Fleets caught in Brexit turmoil
Fleet operators face the monumental challenge of keeping the wheels of their businesses turning, despite the political chaos that has engulfed the UK. Yesterday (Tuesday) saw the country’s Supreme Court rule that Prime Minister Boris Johnson's decision to suspend (prorogue) parliament was unlawful.
The British parliament has already legislated that the UK cannot leave the European Union without a withdrawal agreement. In theory, this should remove the danger of a ‘no deal’ Brexit that would transform the trading relationship between the UK and EU to World Trade Organisation (WTO) rules, although suspicions remain that Prime Minister Boris Johnson will resort to any means to achieve Brexit by the end of October.
10% tariffs on new cars
WTO terms would see 10% tariffs added to any new cars crossing the Channel in either direction, driving up total costs of ownership for fleets. The UK exports 56% of vehicles it produces to the EU and 70% of vehicles sold in the UK are EU imports. This massive volume of trade led the European automotive industry to unite this week in calling for the UK and the EU to avoid a ‘no deal’ Brexit. The European Automobile Manufacturers Association (ACEA) and European Association of Automotive Suppliers (CLEPA), as well as 21 national associations, claim the application of WTO tariffs on cars and vans could mean a €5.7bn bill for EU/UK industry and consumers.
Bernhard Mattes, President of Germany’s automotive manufacturers's association, the VDA, said: “The EU and UK automotive industry need frictionless trade and would be harmed significantly by additional duties and administrative burden on automotive parts and vehicles.”
OEMs are worried
As the EU’s second largest new car market, manufacturers across Europe are concerned by any measures that might impact sales.
Mario Armero, Executive Vice President of Spain’s automotive manufacturers' association, ANFAC, said: “The Spanish automotive industry sells two thirds of its production outside our frontiers. The United Kingdom is one of the main markets for these sales and, since Brexit was voted, exports have fallen exponentially. The establishment of tariffs and trade barriers worries us.”
However, the apparent determination of Prime Minister Johnson for the UK to leave the EU on 31 October, has left many commentators fearful that the Government will find a legal loophole to deliver Brexit by this deadline, even if this means a ‘no deal’ departure.
'No deal' implications
Should a ‘no deal’ Brexit happen, British fleets will rapidly need to apply for an insurance Green Card - an international certificate of insurance - for every vehicle driving on the continent or in Ireland. The same applies to drivers visiting the UK from the European Economic Area (EEA) which includes the EU plus Iceland, Liechtenstein and Norway, as well as Switzerland.

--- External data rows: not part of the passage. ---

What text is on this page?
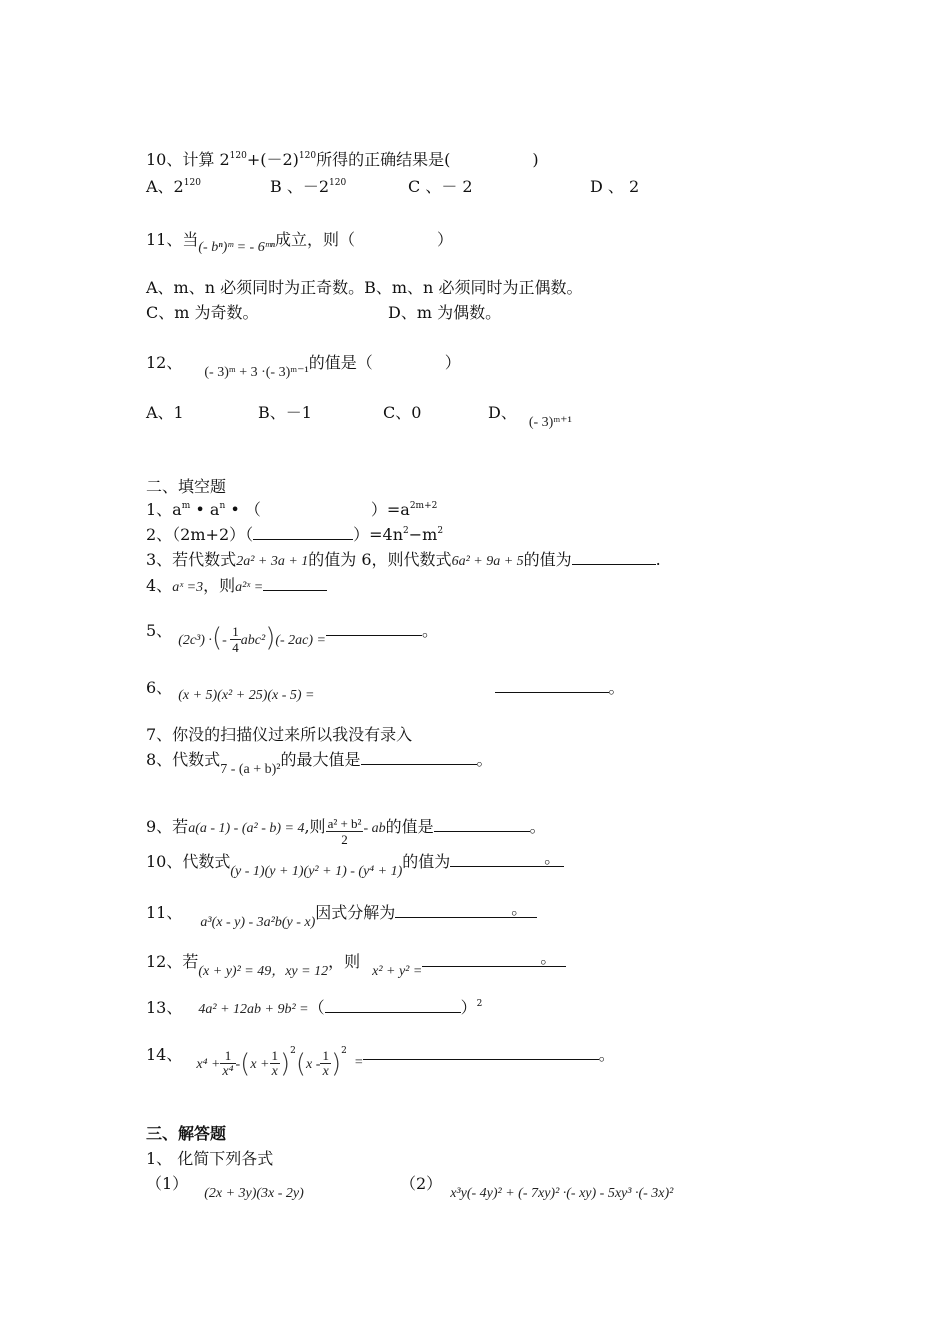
10、计算 $2^{120}+(-2)^{120}$所得的正确结果是(	)
A、$2^{120}$	B 、$-2^{120}$	C 、－ 2	D 、 2
11、当(- bⁿ)ᵐ = - 6ᵐⁿ成立，则（	）
A、m、n 必须同时为正奇数。B、m、n 必须同时为正偶数。
C、m 为奇数。	D、m 为偶数。
12、(- 3)ᵐ + 3 ·(- 3)ᵐ⁻¹的值是（	）
A、1	B、－1	C、0	D、(- 3)ᵐ⁺¹
二、填空题
1、$a^m$ • $a^n$ • （	）$=a^{2m+2}$
2、（2m+2）（	）$=4n^2-m^2$
3、若代数式2a² + 3a + 1的值为 6，则代数式6a² + 9a + 5的值为	.
4、aˣ =3，则a²ˣ =
5、(2c³) ·(- $\frac{1}{4} abc^2)(-$ 2ac) =。
6、 (x + 5)(x² + 25)(x - 5) =	。
7、你没的扫描仪过来所以我没有录入
8、代数式7 - (a + b)²的最大值是	。
9、若a(a - 1) - (a² - b) = 4,则 $\frac{\text{a² + b²}}{2}$ - ab的值是	。
10、代数式(y - 1)(y + 1)(y² + 1) - (y⁴ + 1)的值为	。
11、a³(x - y) - 3a²b(y - x)因式分解为	。
12、若(x + y)² = 49，xy = 12，则x² + y² =
。
13、 4a² + 12ab + 9b² =（	）$^2$
14、$x^4 + \frac{1}{\text{x⁴}} -(x + \frac{1}{x} )^2(x - \frac{1}{x} )^2=$	。
三、解答题
1、 化简下列各式
（1）(2x + 3y)(3x - 2y)
（2）x³y(- 4y)² + (- 7xy)² ·(- xy) - 5xy³ ·(- 3x)²
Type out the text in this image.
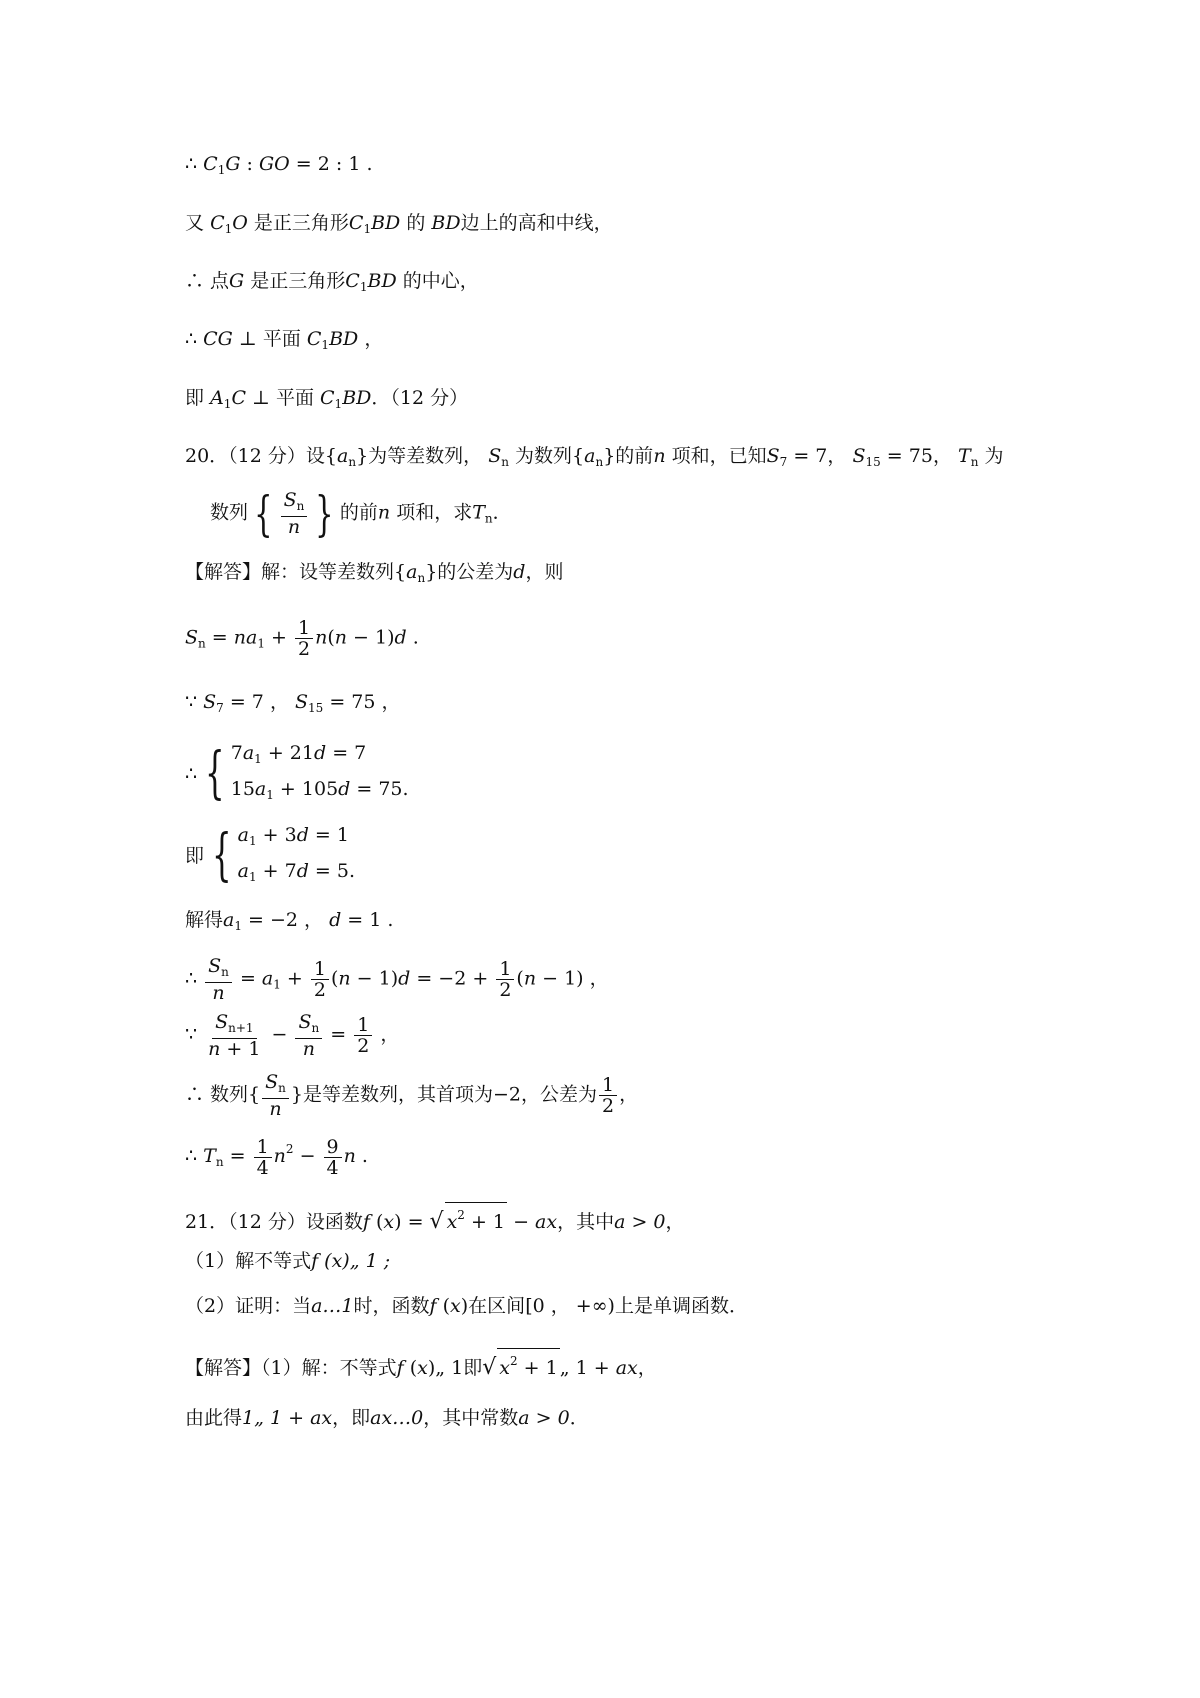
∴ $C_1G$ : GO = 2 : 1 .
又 $C_1O$ 是正三角形$C_1BD$ 的 BD边上的高和中线，
∴ 点G 是正三角形$C_1BD$ 的中心，
∴ CG ⊥ 平面 $C_1BD$ ，
即 $A_1C$ ⊥ 平面 $C_1BD$．（12 分）
20．（12 分）设$\{a_n\}$为等差数列， $S_n$ 为数列$\{a_n\}$的前n 项和，已知$S_7 = 7$， $S_{15} = 75$， $T_n$ 为
数列 { $\frac{S_n}{n}$ } 的前n 项和，求$T_n$．
【解答】解：设等差数列$\{a_n\}$的公差为d，则
$S_n = na_1 + \frac{1}{2} n(n - 1)d$ .
∵ $S_7 = 7$ ， $S_{15} = 75$ ，
∴ { $7a_1 + 21d = 7$
$15a_1 + 105d = 75$.
即 { $a_1 + 3d = 1$
$a_1 + 7d = 5$.
解得$a_1 = -2$ ， d = 1 .
∴ $\frac{S_n}{n} = a_1 + \frac{1}{2} (n - 1)d = -2 + \frac{1}{2} (n - 1)$ ，
∵ $\frac{S_{n+1}}{n + 1} - \frac{S_n}{n} = \frac{1}{2}$ ，
∴ 数列{ $\frac{S_n}{n}$ }是等差数列，其首项为−2，公差为 $\frac{1}{2}$ ，
∴ $T_n = \frac{1}{4} n^2 - \frac{9}{4}$ n .
21．（12 分）设函数f (x) = √ $x^2 + 1$ − ax，其中a > 0，
（1）解不等式f (x)„ 1 ;
（2）证明：当a…1时，函数f (x)在区间[0 ， +∞)上是单调函数．
【解答】（1）解：不等式f (x)„ 1即√ $x^2 + 1$ „ 1 + ax，
由此得1„ 1 + ax，即ax…0，其中常数a > 0．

The UK Government has said driving licence holders from the EEA can continue to drive on valid licences in the UK in the event of a ‘no deal’ Brexit, although UK drivers will require an International Driving Licence to drive in the EEA.
Visas for travel
If a ‘no deal’ Brexit does occur, UK citizens will have visa-free travel within the EU’s Schengen Area for up to 90 days, before having to abide by any local visa requirements. UK citizens will also need at least six months left on their passports from their date of arrival in the EU.
The UK Government has aleady reached an agreement with the EU that will protect the rights of EU, Norway, Iceland, Liechtenstein and Switzerland citizens and their family members living in the UK. These citizens will need to apply to stay in the UK, and can then continue to live in the UK as they do now.